Karim Ben Slimane* écrit – La lutte pour la dignité des peuples arabes cache certainement la forêt touffue d’un autre combat ; le combat contre l’ignorance.


La nouvelle a eu le retentissement d’une bombe dans le ciel cairote. La bibliothèque de l’Institut d’Egypte fondé par Napoléon Bonaparte a été la cible des pires crimes qu’on peut infliger à une civilisation : attenter à son patrimoine spirituel et à son histoire.

Les autodafés ne sont jamais des événements heureux. Pire, ils sont généralement le symptôme prémonitoire d’un déclin moral et intellectuel. Ils sont l’incarnation de la bêtise et de l’ignorance humaine dans toute sa laideur.

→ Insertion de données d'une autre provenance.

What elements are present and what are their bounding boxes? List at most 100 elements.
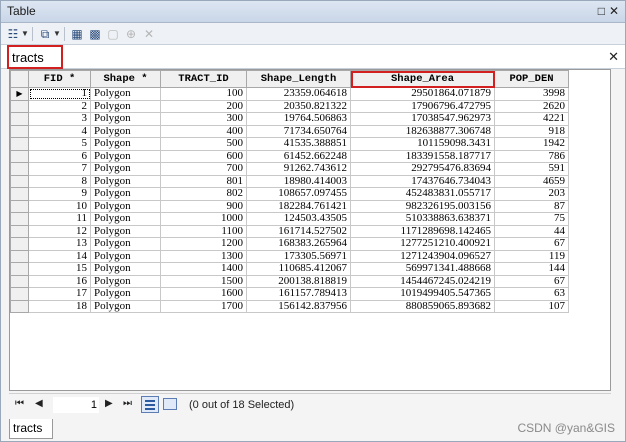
cell-tract-id[interactable]: 400 xyxy=(160,124,247,138)
current-record-input[interactable] xyxy=(53,397,99,413)
cell-tract-id[interactable]: 100 xyxy=(160,87,247,101)
delete-selected-icon[interactable]: ✕ xyxy=(141,26,157,42)
cell-fid[interactable]: 5 xyxy=(28,137,91,151)
show-all-records-button[interactable] xyxy=(141,396,159,413)
cell-fid[interactable]: 1 xyxy=(28,87,91,101)
table-row[interactable]: 5 Polygon 500 41535.388851 101159098.3431 194… xyxy=(10,137,569,151)
table-row[interactable]: 18 Polygon 1700 156142.837956 880859065.8936… xyxy=(10,299,569,313)
table-row[interactable]: 16 Polygon 1500 200138.818819 1454467245.024… xyxy=(10,274,569,288)
row-selector[interactable] xyxy=(10,262,29,276)
cell-shape[interactable]: Polygon xyxy=(90,224,161,238)
chevron-down-icon[interactable]: ▼ xyxy=(21,26,29,42)
cell-pop-den[interactable]: 75 xyxy=(494,212,569,226)
cell-tract-id[interactable]: 900 xyxy=(160,199,247,213)
cell-shape-length[interactable]: 161157.789413 xyxy=(246,287,351,301)
cell-shape-area[interactable]: 1171289698.142465 xyxy=(350,224,495,238)
cell-shape-area[interactable]: 17038547.962973 xyxy=(350,112,495,126)
cell-pop-den[interactable]: 1942 xyxy=(494,137,569,151)
cell-pop-den[interactable]: 3998 xyxy=(494,87,569,101)
cell-shape-length[interactable]: 91262.743612 xyxy=(246,162,351,176)
cell-pop-den[interactable]: 87 xyxy=(494,199,569,213)
row-selector[interactable] xyxy=(10,112,29,126)
cell-shape[interactable]: Polygon xyxy=(90,187,161,201)
row-selector[interactable] xyxy=(10,237,29,251)
cell-fid[interactable]: 15 xyxy=(28,262,91,276)
cell-tract-id[interactable]: 500 xyxy=(160,137,247,151)
row-selector[interactable] xyxy=(10,249,29,263)
cell-pop-den[interactable]: 4659 xyxy=(494,174,569,188)
row-selector[interactable] xyxy=(10,287,29,301)
cell-shape[interactable]: Polygon xyxy=(90,112,161,126)
cell-pop-den[interactable]: 119 xyxy=(494,249,569,263)
cell-shape[interactable]: Polygon xyxy=(90,249,161,263)
restore-icon[interactable]: □ xyxy=(598,4,605,18)
cell-shape-area[interactable]: 569971341.488668 xyxy=(350,262,495,276)
cell-shape-area[interactable]: 101159098.3431 xyxy=(350,137,495,151)
row-selector[interactable] xyxy=(10,299,29,313)
cell-shape-area[interactable]: 1277251210.400921 xyxy=(350,237,495,251)
cell-shape-length[interactable]: 20350.821322 xyxy=(246,99,351,113)
cell-fid[interactable]: 12 xyxy=(28,224,91,238)
cell-shape[interactable]: Polygon xyxy=(90,212,161,226)
cell-tract-id[interactable]: 1600 xyxy=(160,287,247,301)
cell-shape-area[interactable]: 982326195.003156 xyxy=(350,199,495,213)
column-header-pop-den[interactable]: POP_DEN xyxy=(494,70,569,88)
table-options-icon[interactable]: ☷ xyxy=(5,26,21,42)
row-selector[interactable] xyxy=(10,149,29,163)
show-selected-records-button[interactable] xyxy=(163,398,177,410)
row-selector[interactable] xyxy=(10,199,29,213)
table-row[interactable]: 14 Polygon 1300 173305.56971 1271243904.0965… xyxy=(10,249,569,263)
column-header-tract-id[interactable]: TRACT_ID xyxy=(160,70,247,88)
cell-shape-area[interactable]: 1454467245.024219 xyxy=(350,274,495,288)
cell-tract-id[interactable]: 1300 xyxy=(160,249,247,263)
cell-shape-length[interactable]: 19764.506863 xyxy=(246,112,351,126)
cell-shape-area[interactable]: 1019499405.547365 xyxy=(350,287,495,301)
cell-shape-length[interactable]: 61452.662248 xyxy=(246,149,351,163)
related-tables-icon[interactable]: ⧉ xyxy=(37,26,53,42)
row-selector[interactable] xyxy=(10,162,29,176)
row-selector[interactable]: ▶ xyxy=(10,87,29,101)
table-row[interactable]: 4 Polygon 400 71734.650764 182638877.306748 9… xyxy=(10,124,569,138)
chevron-down-icon[interactable]: ▼ xyxy=(53,26,61,42)
cell-pop-den[interactable]: 203 xyxy=(494,187,569,201)
table-row[interactable]: 12 Polygon 1100 161714.527502 1171289698.142… xyxy=(10,224,569,238)
cell-pop-den[interactable]: 63 xyxy=(494,287,569,301)
cell-shape-length[interactable]: 168383.265964 xyxy=(246,237,351,251)
cell-shape-area[interactable]: 510338863.638371 xyxy=(350,212,495,226)
cell-shape[interactable]: Polygon xyxy=(90,274,161,288)
cell-pop-den[interactable]: 591 xyxy=(494,162,569,176)
cell-shape-length[interactable]: 71734.650764 xyxy=(246,124,351,138)
cell-fid[interactable]: 16 xyxy=(28,274,91,288)
table-row[interactable]: ▶ 1 Polygon 100 23359.064618 29501864.071879 3… xyxy=(10,87,569,101)
table-row[interactable]: 3 Polygon 300 19764.506863 17038547.962973 42… xyxy=(10,112,569,126)
table-row[interactable]: 9 Polygon 802 108657.097455 452483831.055717… xyxy=(10,187,569,201)
column-header-shape[interactable]: Shape * xyxy=(90,70,161,88)
row-selector[interactable] xyxy=(10,187,29,201)
cell-shape[interactable]: Polygon xyxy=(90,174,161,188)
cell-shape-length[interactable]: 173305.56971 xyxy=(246,249,351,263)
cell-shape-length[interactable]: 110685.412067 xyxy=(246,262,351,276)
table-row[interactable]: 15 Polygon 1400 110685.412067 569971341.4886… xyxy=(10,262,569,276)
row-selector[interactable] xyxy=(10,124,29,138)
cell-shape-length[interactable]: 41535.388851 xyxy=(246,137,351,151)
cell-shape-length[interactable]: 23359.064618 xyxy=(246,87,351,101)
table-row[interactable]: 6 Polygon 600 61452.662248 183391558.187717 7… xyxy=(10,149,569,163)
cell-tract-id[interactable]: 1100 xyxy=(160,224,247,238)
cell-pop-den[interactable]: 918 xyxy=(494,124,569,138)
cell-tract-id[interactable]: 1500 xyxy=(160,274,247,288)
cell-pop-den[interactable]: 67 xyxy=(494,274,569,288)
cell-fid[interactable]: 6 xyxy=(28,149,91,163)
table-row[interactable]: 7 Polygon 700 91262.743612 292795476.83694 59… xyxy=(10,162,569,176)
previous-record-icon[interactable]: ◀ xyxy=(35,398,43,409)
cell-fid[interactable]: 10 xyxy=(28,199,91,213)
cell-shape-area[interactable]: 1271243904.096527 xyxy=(350,249,495,263)
cell-tract-id[interactable]: 1000 xyxy=(160,212,247,226)
cell-shape-length[interactable]: 200138.818819 xyxy=(246,274,351,288)
cell-fid[interactable]: 8 xyxy=(28,174,91,188)
cell-shape-area[interactable]: 17906796.472795 xyxy=(350,99,495,113)
cell-tract-id[interactable]: 700 xyxy=(160,162,247,176)
cell-tract-id[interactable]: 1700 xyxy=(160,299,247,313)
clear-selection-icon[interactable]: ▢ xyxy=(105,26,121,42)
row-selector[interactable] xyxy=(10,224,29,238)
zoom-to-selected-icon[interactable]: ⊕ xyxy=(123,26,139,42)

L’Egypte, ce grand pays, pouvait sans gêne se targuer d’avoir été le berceau d’une des plus grandes civilisations de l’humanité et d'avoir été le carrefour par lequel les grands événements de l’histoire se sentaient comme obligés d’y faire un détour.

Après la chute de Moubarak, les Egyptiens ont renoué avec l’espoir de vivre dans la dignité. La place Ettahrir n’a pas encore achevé son travail de chasser le système Moubarak et de déloger l’armée du trône qu’elle s’est faite bâtir. Mais ce qui est certain, c’est que la révolution égyptienne, magnifique par l’énergie et l’espoir qui se déversent tous les jours dans la place Ettahrir, s’est enlaidie par l’autodafé de la bibliothèque de l’Institut d’Egypte.

Cet acte barbare rappelle la mise à sac et le pillage dont a été victime le musée de Bagdad. Les trésors de l’histoire de l’Iraq mésopotamien ont été pillés, détruits, saccagés et perdus à jamais. Il en va de même pour une partie de l’histoire égyptienne et de cet épisode clef dans l’histoire de la rencontre entre l’Occident conquérant et vaillant et de l’Orient malade et épuisé vers la fin du 18ème siècle.

En 1872, Hugo s’est ému de voir la bibliothèque des Tuileries brûlée. «C’est un crime par toi-même commis contre toi-même, infâme !», s’écria Hugo en s’adressant à l’auteur de l’incendie. «Je ne sais pas lire» lui répondit-il. La lutte pour la dignité des peuples arabes cache certainement la forêt touffue d’un autre combat ; le combat contre l’ignorance.

Pourrions-nous un jour, tous ensemble, scander «Dégage» à l’ignorance ?

*- Enseignant-chercheur en théories des organisations.